Andrade and other critics have legitimate perspectives, no doubt. But recalls often come off as nothing more than attempts to reverse the will of voters. I asked Cady if Gascón isn’t simply doing exactly what he promised to do as a candidate.
“What he said” when campaigning “was a lot more nuanced,” Cady said. “But his policies are not nuanced. They’re blanket policies, and that’s what people are so outraged about. He’s essentially saying he’s not going to even look at individual facts or defendants.”
Cady said she thinks there’s room for reforms involving more diversion and rehabilitation, but such resources aren’t yet available in many instances.
Adding to critics’ arsenal of complaints was a story by Times staffer James Queally about the possibility of what some consider a light sentence in the case of a 26-year-old woman who pleaded guilty to sexually assaulting a 10-year-old girl. And before I met with Gascón, news about the killing of a 24-year-old college student working at a Hancock Park furniture store added to fears of rampant crime. As did the case of a 16-year-old girl whose body was dumped near the Harbor Freeway in South L.A.
Gascón expressed his condolences for crime victims and their loved ones. He told me he couldn’t discuss pending cases in detail, but he defended his policies, which evolved over many years.
Born in Cuba, Gascón lived with his immigrant parents in a one-bedroom apartment in Cudahy. As a cop, he said, he “drank the Kool-Aid” and was a law-and-order guy. But the focus, he said, was on poor people of color, whose paths were influenced by the many forces they were up against. He began questioning the effectiveness of stiffer penalties, longer sentences and punishment without rehabilitation in overcrowded prisons.
“The investment on prisons is not a good one,” Gascón said, arguing that this doesn’t mean some people don't deserve to be locked up. But as the country became more punitive, he said, recidivism rates often rose.
“Reforming the criminal justice system and public safety are not one against the other," Gascón said. "In fact, I would argue that many of the problems we have today” are the price we pay for “really bad policies around incarceration, policing and prosecution for many years.”
As for recent crime stats in Los Angeles, they’re not up across the board. In the city of L.A., property crimes, robberies and burglaries have been down compared with 2019. The county has seen decreases in robberies and burglaries and a rise in property crime. In both the city and county, homicides have gone way up.
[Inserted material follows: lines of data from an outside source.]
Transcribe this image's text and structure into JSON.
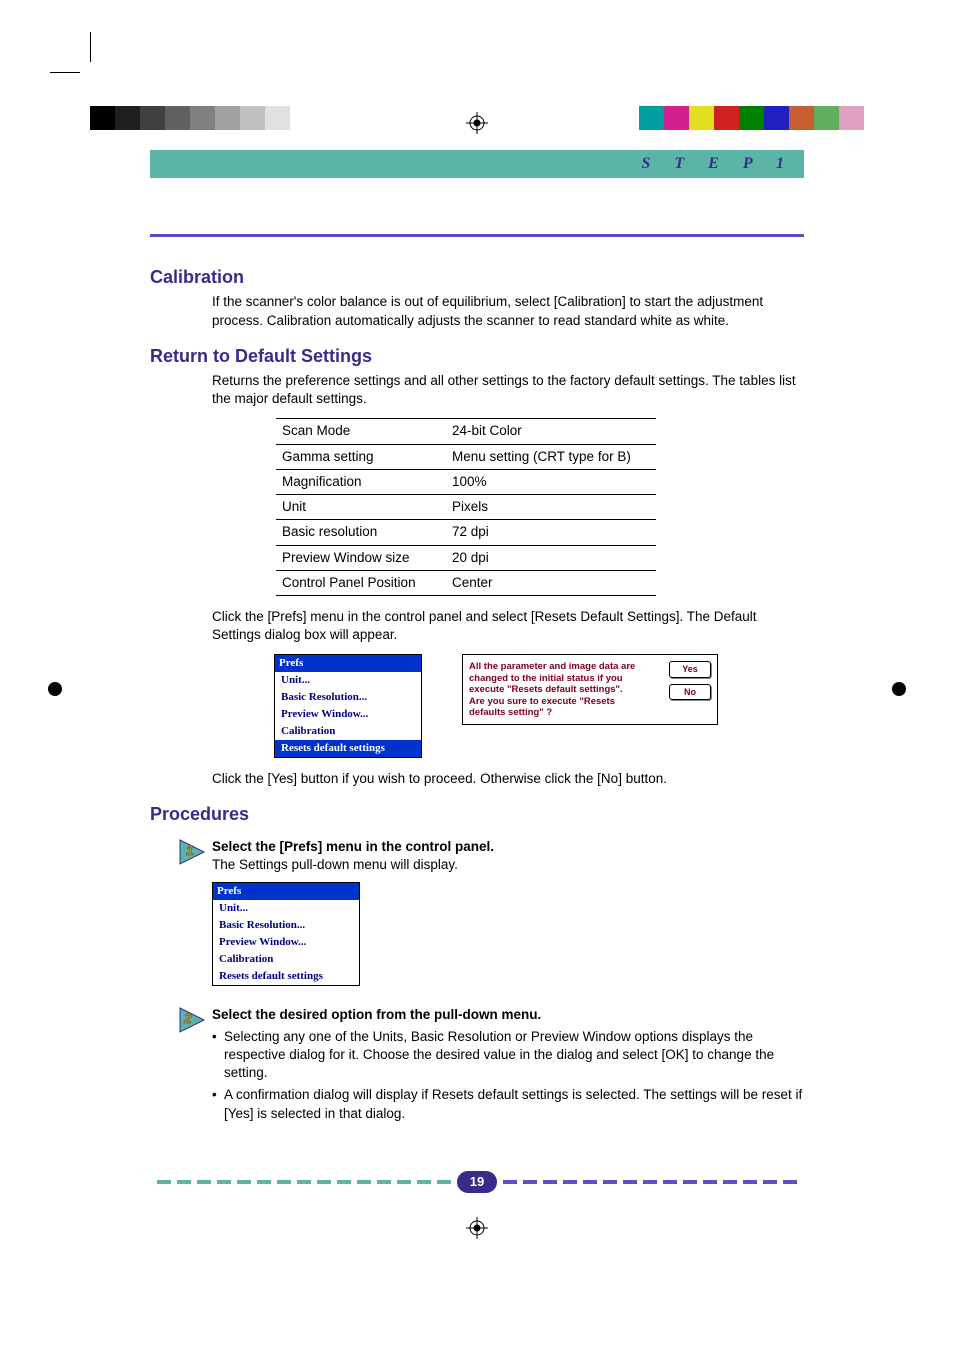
{
  "header": {
    "step_label": "S T E P   1"
  },
  "calibration": {
    "heading": "Calibration",
    "body": "If the scanner's color balance is out of equilibrium, select [Calibration] to start the adjustment process. Calibration automatically adjusts the scanner to read standard white as white."
  },
  "defaults": {
    "heading": "Return to Default Settings",
    "body": "Returns the preference settings and all other settings to the factory default settings. The tables list the major default settings.",
    "table": [
      {
        "label": "Scan Mode",
        "value": "24-bit Color"
      },
      {
        "label": "Gamma setting",
        "value": "Menu setting (CRT type for B)"
      },
      {
        "label": "Magnification",
        "value": "100%"
      },
      {
        "label": "Unit",
        "value": "Pixels"
      },
      {
        "label": "Basic resolution",
        "value": "72 dpi"
      },
      {
        "label": "Preview Window size",
        "value": "20 dpi"
      },
      {
        "label": "Control Panel Position",
        "value": "Center"
      }
    ],
    "after_table": "Click the [Prefs] menu in the control panel and select [Resets Default Settings]. The Default Settings dialog box will appear.",
    "after_dialog": "Click the [Yes] button if you wish to proceed. Otherwise click the [No] button."
  },
  "prefs_menu": {
    "title": "Prefs",
    "items": [
      "Unit...",
      "Basic Resolution...",
      "Preview Window...",
      "Calibration",
      "Resets default settings"
    ],
    "highlighted": 4
  },
  "dialog": {
    "message": "All the parameter and image data are changed to the initial status if you execute \"Resets default settings\". Are you sure to execute \"Resets defaults setting\" ?",
    "yes": "Yes",
    "no": "No"
  },
  "procedures": {
    "heading": "Procedures",
    "step1_title": "Select the [Prefs] menu in the control panel.",
    "step1_body": "The Settings pull-down menu will display.",
    "step2_title": "Select the desired option from the pull-down menu.",
    "step2_bullets": [
      "Selecting any one of the Units, Basic Resolution or Preview Window options displays the respective dialog for it. Choose the desired value in the dialog and select [OK] to change the setting.",
      "A confirmation dialog will display if Resets default settings is selected. The settings will be reset if [Yes] is selected in that dialog."
    ]
  },
  "page_number": "19",
  "gray_shades": [
    "#000000",
    "#202020",
    "#404040",
    "#606060",
    "#808080",
    "#a0a0a0",
    "#c0c0c0",
    "#e0e0e0"
  ],
  "colors": [
    "#00a0a0",
    "#d02090",
    "#e0e020",
    "#d02020",
    "#008000",
    "#2020c0",
    "#c66030",
    "#60b060",
    "#e0a0c0"
  ]
}
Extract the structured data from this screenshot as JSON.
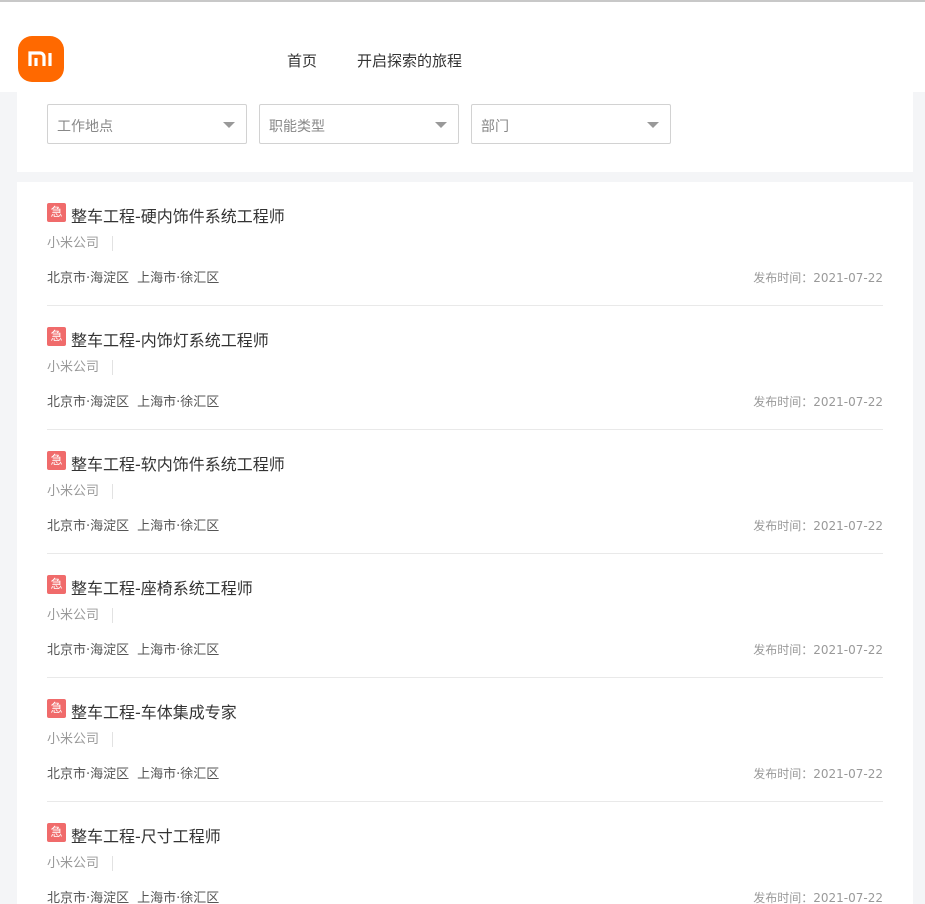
{
  "header": {
    "logo_text": "mi",
    "nav": [
      "首页",
      "开启探索的旅程"
    ]
  },
  "filters": {
    "location_placeholder": "工作地点",
    "category_placeholder": "职能类型",
    "department_placeholder": "部门"
  },
  "colors": {
    "brand": "#ff6900",
    "urgent": "#f06b6b"
  },
  "jobs": [
    {
      "urgent_label": "急",
      "title": "整车工程-硬内饰件系统工程师",
      "company": "小米公司",
      "locations": [
        "北京市·海淀区",
        "上海市·徐汇区"
      ],
      "date": "发布时间：2021-07-22"
    },
    {
      "urgent_label": "急",
      "title": "整车工程-内饰灯系统工程师",
      "company": "小米公司",
      "locations": [
        "北京市·海淀区",
        "上海市·徐汇区"
      ],
      "date": "发布时间：2021-07-22"
    },
    {
      "urgent_label": "急",
      "title": "整车工程-软内饰件系统工程师",
      "company": "小米公司",
      "locations": [
        "北京市·海淀区",
        "上海市·徐汇区"
      ],
      "date": "发布时间：2021-07-22"
    },
    {
      "urgent_label": "急",
      "title": "整车工程-座椅系统工程师",
      "company": "小米公司",
      "locations": [
        "北京市·海淀区",
        "上海市·徐汇区"
      ],
      "date": "发布时间：2021-07-22"
    },
    {
      "urgent_label": "急",
      "title": "整车工程-车体集成专家",
      "company": "小米公司",
      "locations": [
        "北京市·海淀区",
        "上海市·徐汇区"
      ],
      "date": "发布时间：2021-07-22"
    },
    {
      "urgent_label": "急",
      "title": "整车工程-尺寸工程师",
      "company": "小米公司",
      "locations": [
        "北京市·海淀区",
        "上海市·徐汇区"
      ],
      "date": "发布时间：2021-07-22"
    }
  ]
}
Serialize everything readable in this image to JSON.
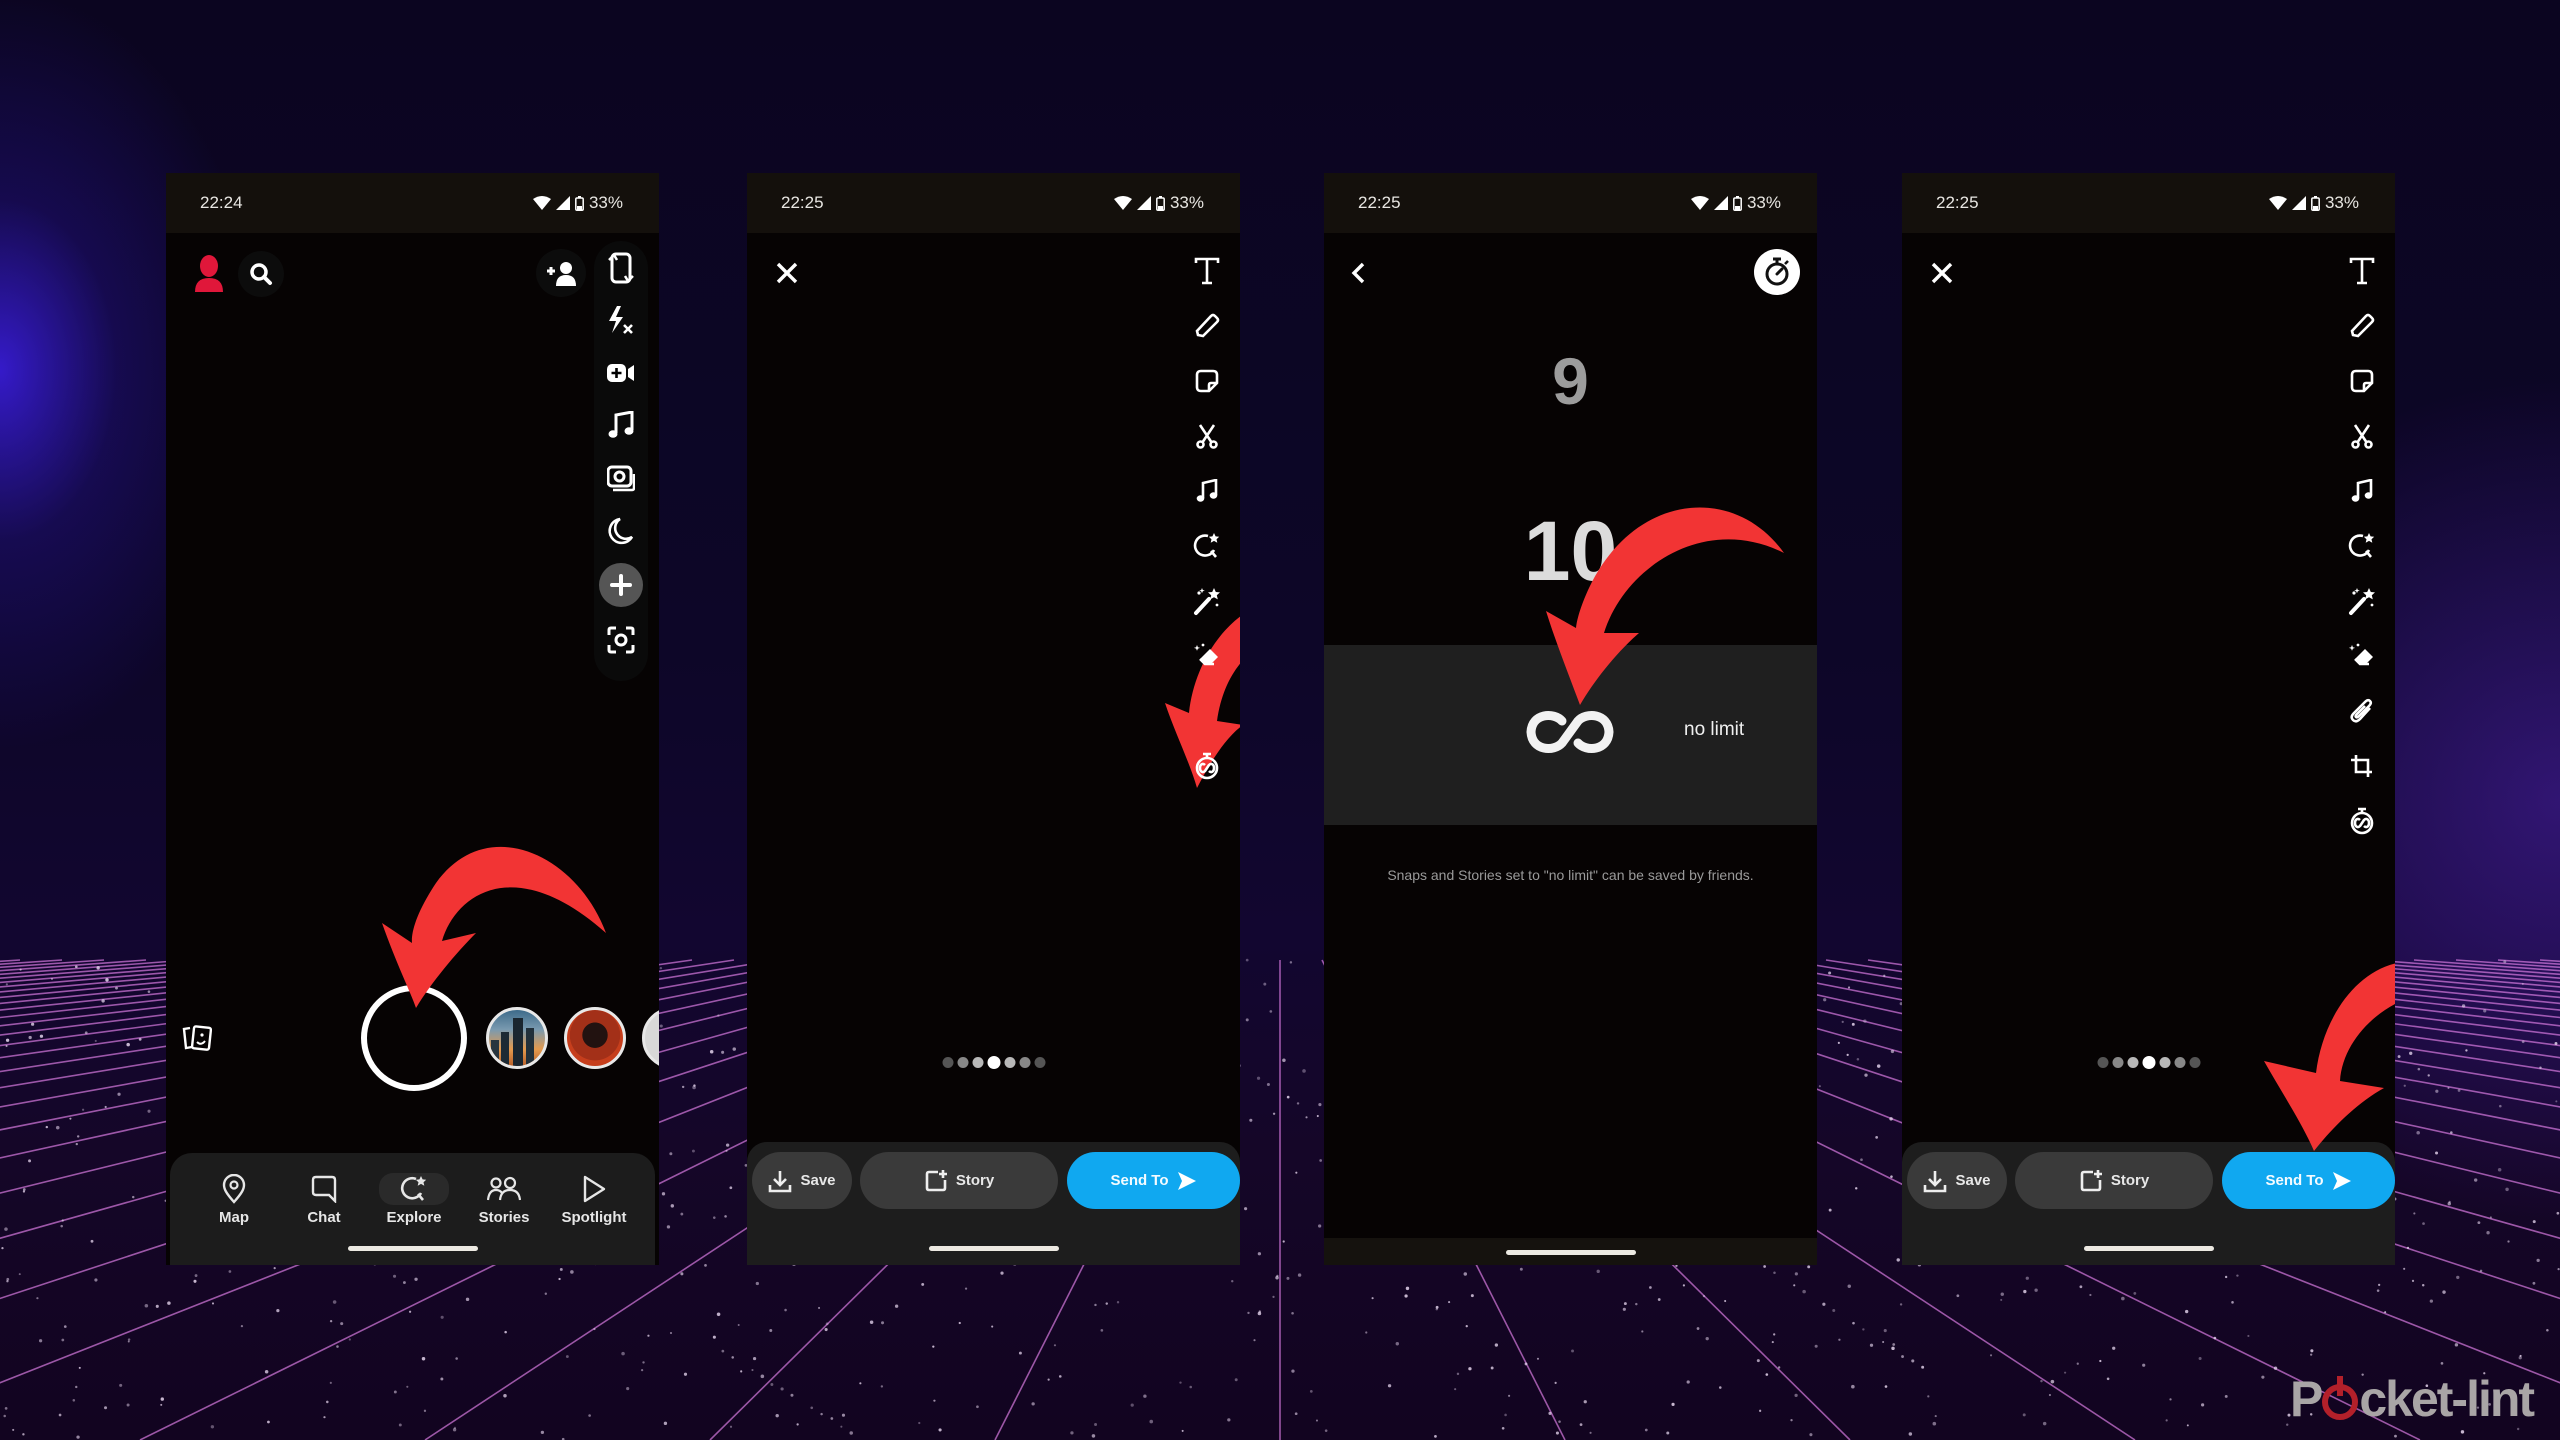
{
  "watermark": {
    "brand": "Pocketlint",
    "brand_prefix": "P",
    "brand_suffix": "cket-lint",
    "accent": "#b3202a"
  },
  "colors": {
    "arrow": "#f23434",
    "send_button": "#10a8f0",
    "profile_icon": "#e0173a"
  },
  "phones": [
    {
      "id": "camera",
      "status": {
        "time": "22:24",
        "battery": "33%",
        "wifi_icon": "wifi-icon",
        "signal_icon": "signal-icon",
        "battery_icon": "battery-icon"
      },
      "top_left": [
        {
          "name": "profile-avatar-icon"
        },
        {
          "name": "search-icon"
        }
      ],
      "top_right": [
        {
          "name": "add-friend-icon"
        }
      ],
      "right_rail": [
        "flip-camera-icon",
        "flash-off-icon",
        "video-chat-icon",
        "music-note-icon",
        "multi-snap-icon",
        "night-mode-icon",
        "plus-icon",
        "scan-icon"
      ],
      "memories_icon": "memories-icon",
      "stories_row": [
        "city-skyline-story",
        "hooded-figure-story",
        "partial-story"
      ],
      "nav": [
        {
          "label": "Map",
          "icon": "map-pin-icon"
        },
        {
          "label": "Chat",
          "icon": "chat-bubble-icon"
        },
        {
          "label": "Explore",
          "icon": "explore-icon",
          "active": true
        },
        {
          "label": "Stories",
          "icon": "stories-people-icon"
        },
        {
          "label": "Spotlight",
          "icon": "spotlight-play-icon"
        }
      ]
    },
    {
      "id": "editor",
      "status": {
        "time": "22:25",
        "battery": "33%"
      },
      "tools": [
        "text-tool-icon",
        "pencil-icon",
        "sticker-icon",
        "scissors-icon",
        "music-note-icon",
        "lens-explore-icon",
        "magic-wand-icon",
        "magic-eraser-icon",
        "timer-infinity-icon"
      ],
      "pager": {
        "count": 7,
        "active_index": 3
      },
      "actions": {
        "save": "Save",
        "story": "Story",
        "send": "Send To"
      }
    },
    {
      "id": "timer-picker",
      "status": {
        "time": "22:25",
        "battery": "33%"
      },
      "picker": {
        "above": "9",
        "middle": "10",
        "selected_label": "no limit"
      },
      "note": "Snaps and Stories set to \"no limit\" can be saved by friends."
    },
    {
      "id": "editor-after",
      "status": {
        "time": "22:25",
        "battery": "33%"
      },
      "tools": [
        "text-tool-icon",
        "pencil-icon",
        "sticker-icon",
        "scissors-icon",
        "music-note-icon",
        "lens-explore-icon",
        "magic-wand-icon",
        "magic-eraser-icon",
        "paperclip-icon",
        "crop-icon",
        "timer-infinity-icon"
      ],
      "pager": {
        "count": 7,
        "active_index": 3
      },
      "actions": {
        "save": "Save",
        "story": "Story",
        "send": "Send To"
      }
    }
  ]
}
But statewide criminal justice reforms, the coronavirus and its impact on the economy are all arguably factors. And Gascón said national crime rates tell a story.
“Homicide rates have gone up nationwide,” he said, and California’s reforms can’t be responsible for rising crime in, say, Texas or Arizona. Nationally, murder rates spiked 27% in 2020 and jumped again last year.
Gascón also argued that in California, counties with more conservative prosecutors — including Fresno and Sacramento — have seen dramatic increases in homicides. Some have tied statewide crime increases to legislative reforms, but Gascón makes a fair point in questioning connections between his policies and crime rates.
I do wonder how much can be accomplished through criminal justice reform without more rehabilitative services in place, and without greater emphasis on the societal failures that drive crime rates in the first place.
But Gascón said too many candidates, once elected, don’t follow through on promises. He’s staying the course, he told me, evaluating and adapting as he moves forward.